The fruitfly wing is an amazing example of self-assembly. Starting from a small disc of 30 cells, the wing forms through many rounds of division until it is a large tissue with some 30,000 cells. During this time the wing also manages to create important architectures, from the cobblestone like regularity of cell shapes, to laying down the pattern of veins, to controlling overall organ size and shape. Many researchers study this system as a model for multicellular organism development. At the same time, the wing belongs to a category of tissues that is common throughout the animal kingdom (and similar to plants) called epithelial tissues. As a result it shares many interesting properties with other multicellular organisms and gives us a clue about the evolution of multicellular systems.
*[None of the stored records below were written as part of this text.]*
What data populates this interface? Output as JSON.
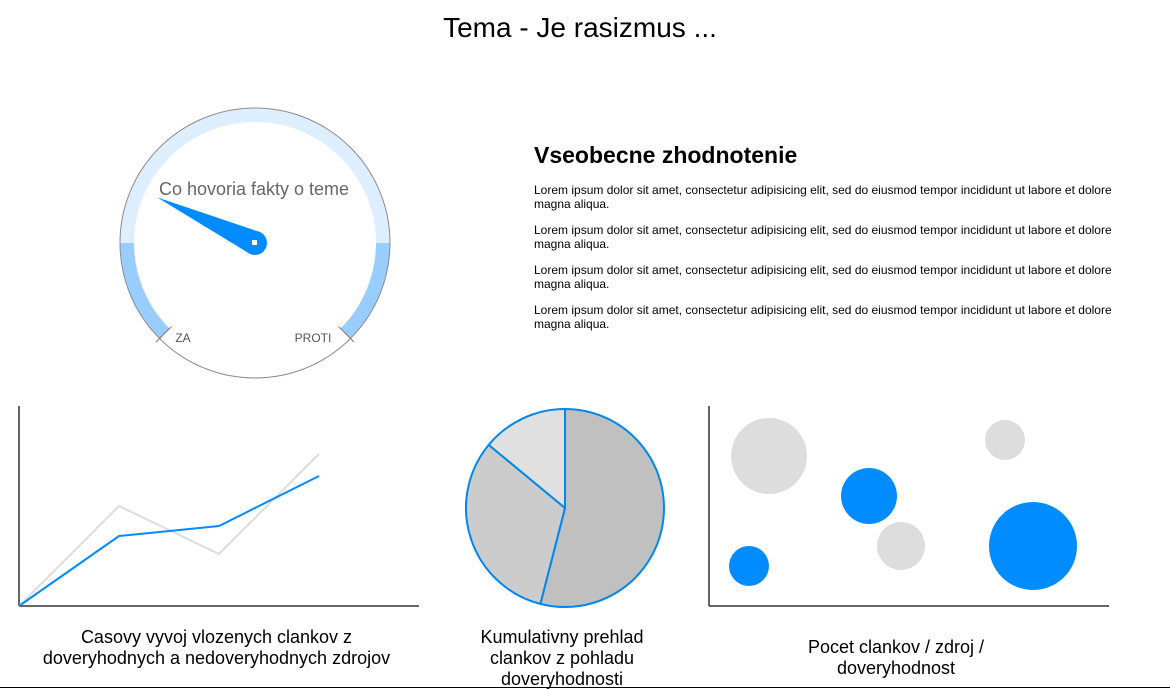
{
  "page": {
    "title": "Tema - Je rasizmus ..."
  },
  "gauge": {
    "label": "Co hovoria fakty o teme",
    "left_label": "ZA",
    "right_label": "PROTI",
    "needle_angle_deg": 205,
    "colors": {
      "track": "#ddeeff",
      "accent": "#99ccff",
      "needle": "#008cff",
      "outline": "#8c8c8c"
    }
  },
  "summary": {
    "heading": "Vseobecne zhodnotenie",
    "paragraphs": [
      "Lorem ipsum dolor sit amet, consectetur adipisicing elit, sed do eiusmod tempor incididunt ut labore et dolore magna aliqua.",
      "Lorem ipsum dolor sit amet, consectetur adipisicing elit, sed do eiusmod tempor incididunt ut labore et dolore magna aliqua.",
      "Lorem ipsum dolor sit amet, consectetur adipisicing elit, sed do eiusmod tempor incididunt ut labore et dolore magna aliqua.",
      "Lorem ipsum dolor sit amet, consectetur adipisicing elit, sed do eiusmod tempor incididunt ut labore et dolore magna aliqua."
    ]
  },
  "chart_data": [
    {
      "type": "line",
      "title": "Casovy vyvoj vlozenych clankov z doveryhodnych a nedoveryhodnych zdrojov",
      "x": [
        0,
        1,
        2,
        3
      ],
      "xlim": [
        0,
        4
      ],
      "ylim": [
        0,
        100
      ],
      "grid": false,
      "series": [
        {
          "color": "#dddddd",
          "values": [
            0,
            50,
            26,
            76
          ]
        },
        {
          "color": "#008cff",
          "values": [
            0,
            35,
            40,
            65
          ]
        }
      ]
    },
    {
      "type": "pie",
      "title": "Kumulativny prehlad clankov z pohladu doveryhodnosti",
      "slices": [
        {
          "value": 54,
          "color": "#c0c0c0"
        },
        {
          "value": 32,
          "color": "#cccccc"
        },
        {
          "value": 14,
          "color": "#e0e0e0"
        }
      ],
      "edge_color": "#0088ee"
    },
    {
      "type": "scatter",
      "title": "Pocet clankov / zdroj / doveryhodnost",
      "xlim": [
        0,
        100
      ],
      "ylim": [
        0,
        100
      ],
      "grid": false,
      "points": [
        {
          "x": 15,
          "y": 75,
          "size": 38,
          "color": "#dddddd"
        },
        {
          "x": 40,
          "y": 55,
          "size": 28,
          "color": "#008cff"
        },
        {
          "x": 48,
          "y": 30,
          "size": 24,
          "color": "#dddddd"
        },
        {
          "x": 74,
          "y": 83,
          "size": 20,
          "color": "#dddddd"
        },
        {
          "x": 81,
          "y": 30,
          "size": 44,
          "color": "#008cff"
        },
        {
          "x": 10,
          "y": 20,
          "size": 20,
          "color": "#008cff"
        }
      ]
    }
  ]
}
We are interested in the link between local and global, i.e. how do the local decisions of a cell result in high-level tissue structure? And vice-versa, can high-level tissue structure give us clues about how cells take decisions? Our approach involves looking at tissue as an expanding network (graph) of cell connections and using different techniques to understand the properties of this graph. Our work revealed several unexpected new insights, and has been published in Nature (2006), Plos Compbio (2009) and Cell (2011).
Together with our long-time collaborators, Dr Matt Gibson (Stower's Institute) and Dr. Norbert Perrimon (Harvard Medical School) we investigated this system. This work was led first by Ankit Patel, an SSR applied math phd who graduated in 2009 and is now faculty at Baylor College, and later by William ("Tyler") Gibson, a biophysics phd student who graduated in 2011.